The Department of Education has requested that all schools should write to parents/guardians to highlight the need for you to keep all organisations informed if your child receives a concussion injury.
Concussion is a brain injury which is usually caused by hitting the head or a fall. It can happen at any time, anywhere: for example during sports, in the school playground, or at home.
Concussion must always be taken seriously and it is vitally important that any child/young person suspected of having concussion should immediately be stopped from continuing whatever activity they are doing and be assessed by a medical professional for diagnosis and guidance.
A second injury when a child has concussion can be extremely serious and may even be fatal. It is vitally important therefore that medical clearance is sought before your child returns to school/play. Children should not resume physical activities such as Physical Education (PE), sports or games until permitted to do so by a medical professional.
Concussion may also affect your child‘s ability to learn at school. This must be considered and medical clearance should be sought before the child returns to school. As symptoms vary from child to child, a graduated return to school programme may be needed.
If your child suffers a concussion in school or outside school, it is vitally important that you keep all people/organisations with responsibility for caring for your child informed so that they are aware of the potential dangers and any restrictions that may apply to the activities your child is permitted to do.
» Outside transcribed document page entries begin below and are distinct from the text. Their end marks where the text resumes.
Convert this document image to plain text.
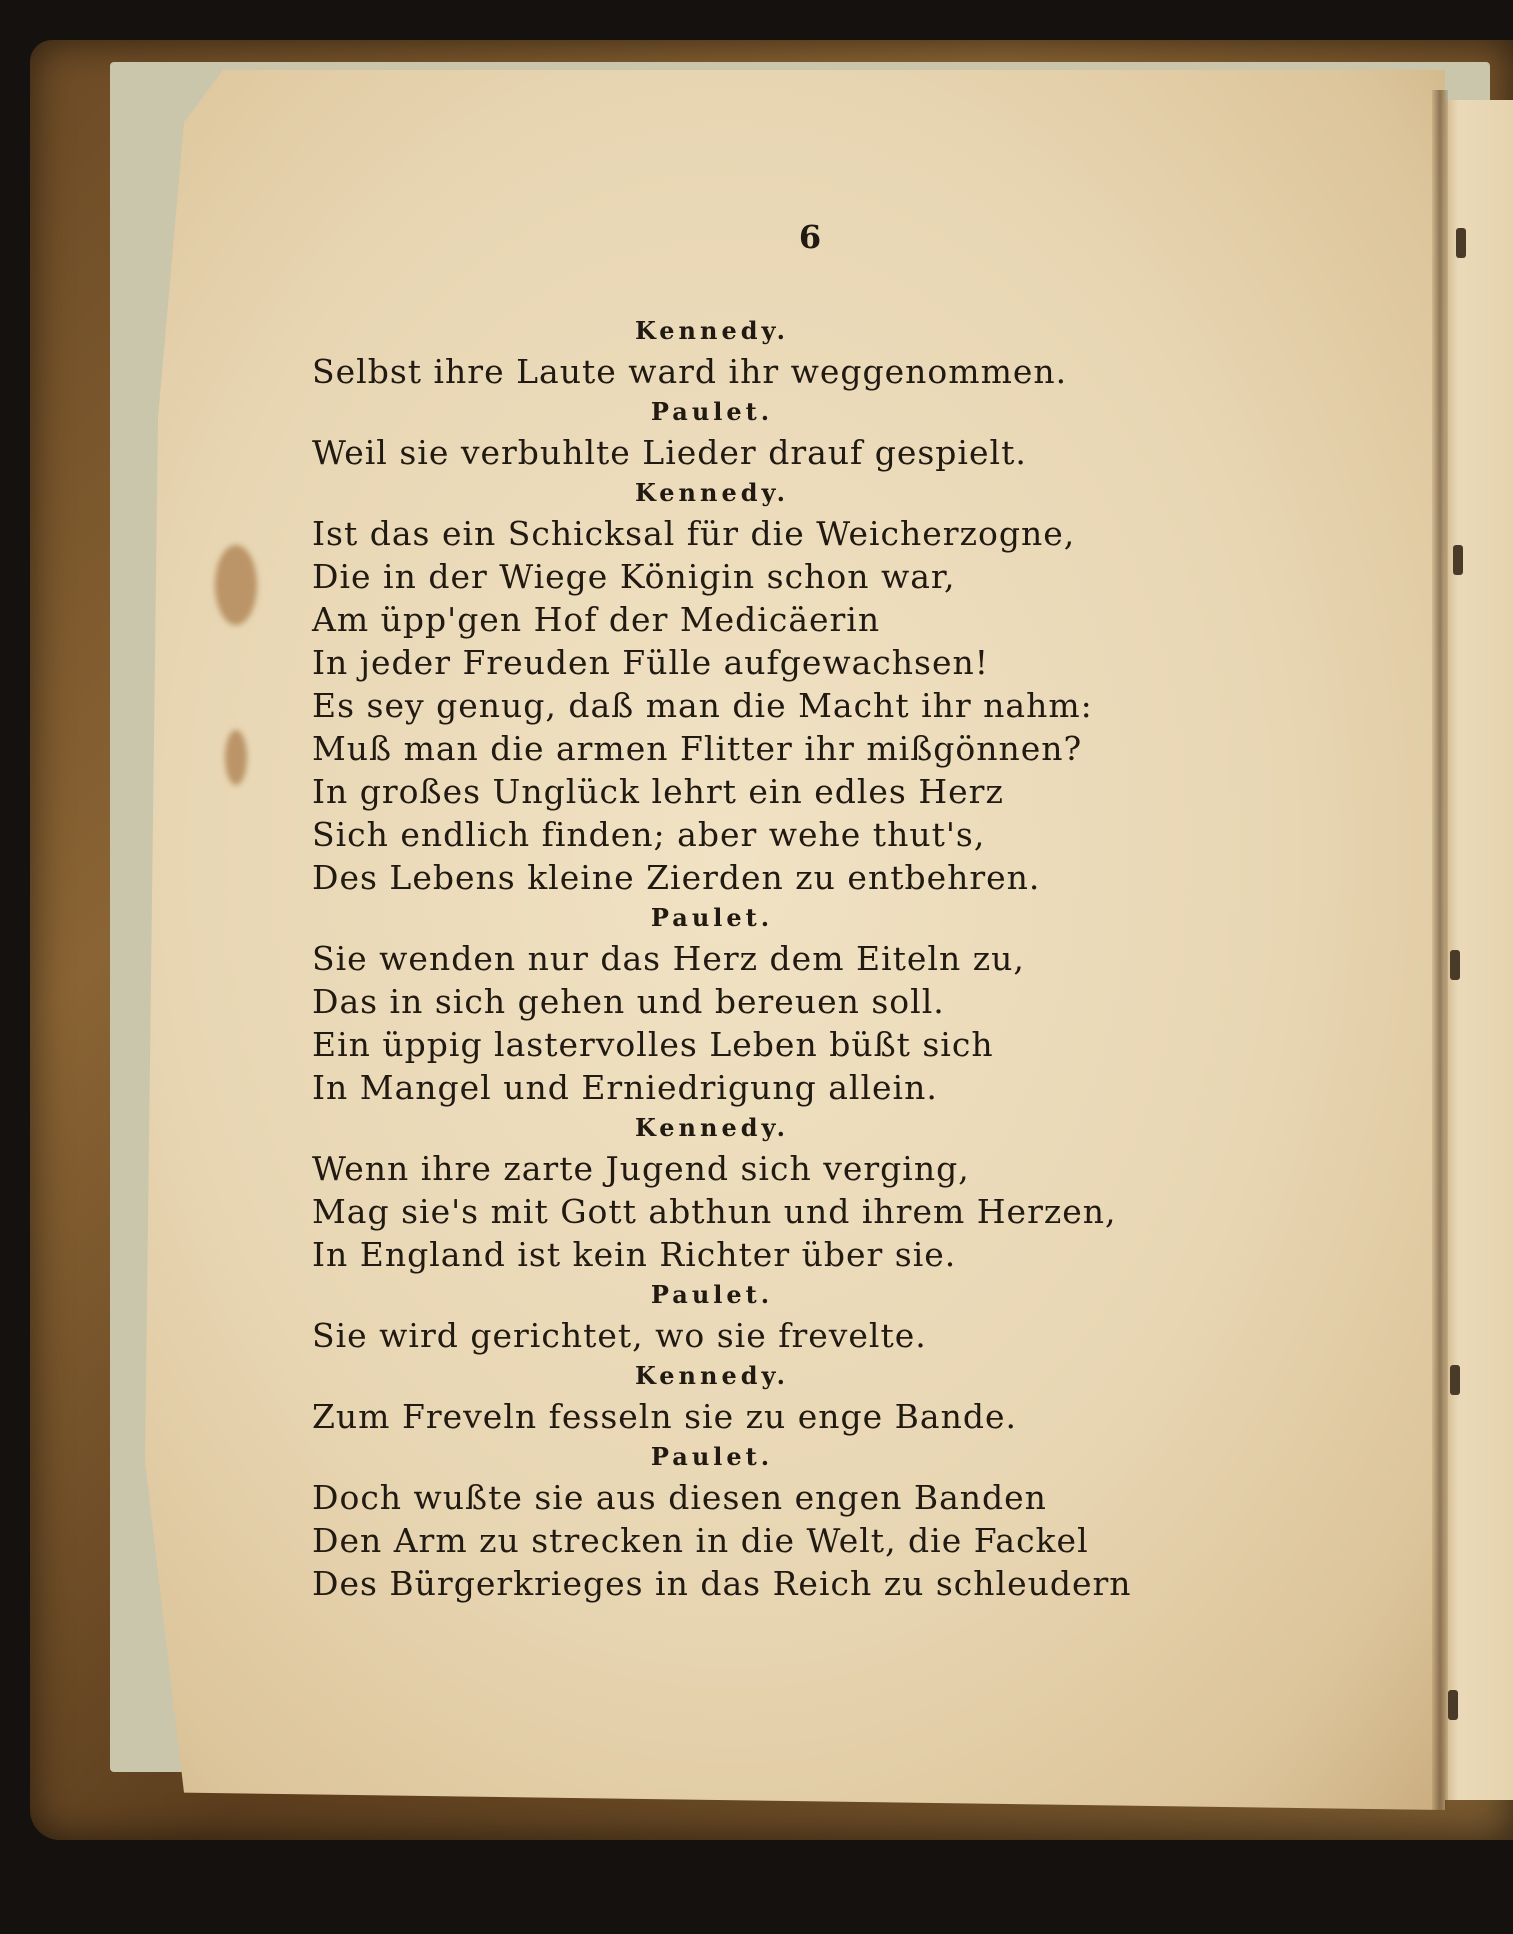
6
Kennedy.
Selbst ihre Laute ward ihr weggenommen.
Paulet.
Weil sie verbuhlte Lieder drauf gespielt.
Kennedy.
Ist das ein Schicksal für die Weicherzogne,
Die in der Wiege Königin schon war,
Am üpp'gen Hof der Medicäerin
In jeder Freuden Fülle aufgewachsen!
Es sey genug, daß man die Macht ihr nahm:
Muß man die armen Flitter ihr mißgönnen?
In großes Unglück lehrt ein edles Herz
Sich endlich finden; aber wehe thut's,
Des Lebens kleine Zierden zu entbehren.
Paulet.
Sie wenden nur das Herz dem Eiteln zu,
Das in sich gehen und bereuen soll.
Ein üppig lastervolles Leben büßt sich
In Mangel und Erniedrigung allein.
Kennedy.
Wenn ihre zarte Jugend sich verging,
Mag sie's mit Gott abthun und ihrem Herzen,
In England ist kein Richter über sie.
Paulet.
Sie wird gerichtet, wo sie frevelte.
Kennedy.
Zum Freveln fesseln sie zu enge Bande.
Paulet.
Doch wußte sie aus diesen engen Banden
Den Arm zu strecken in die Welt, die Fackel
Des Bürgerkrieges in das Reich zu schleudern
The ‘Recognise and Remove’ leaflet produced by the Department of Education and the Department of Culture, Arts and Leisure is available here and provides guidance on the signs to look out for.
Irish Rugby has produced some very useful videos to help with this issue, using the same tag line, "Recognise and Remove." For any involved in contact sports, they are worth watching.
Keeping everyone informed about concussion is in your child’s best interests and parents/guardians have a key role in making sure that information is passed on to their child’s teacher, sports coach, youth leader or other care provider.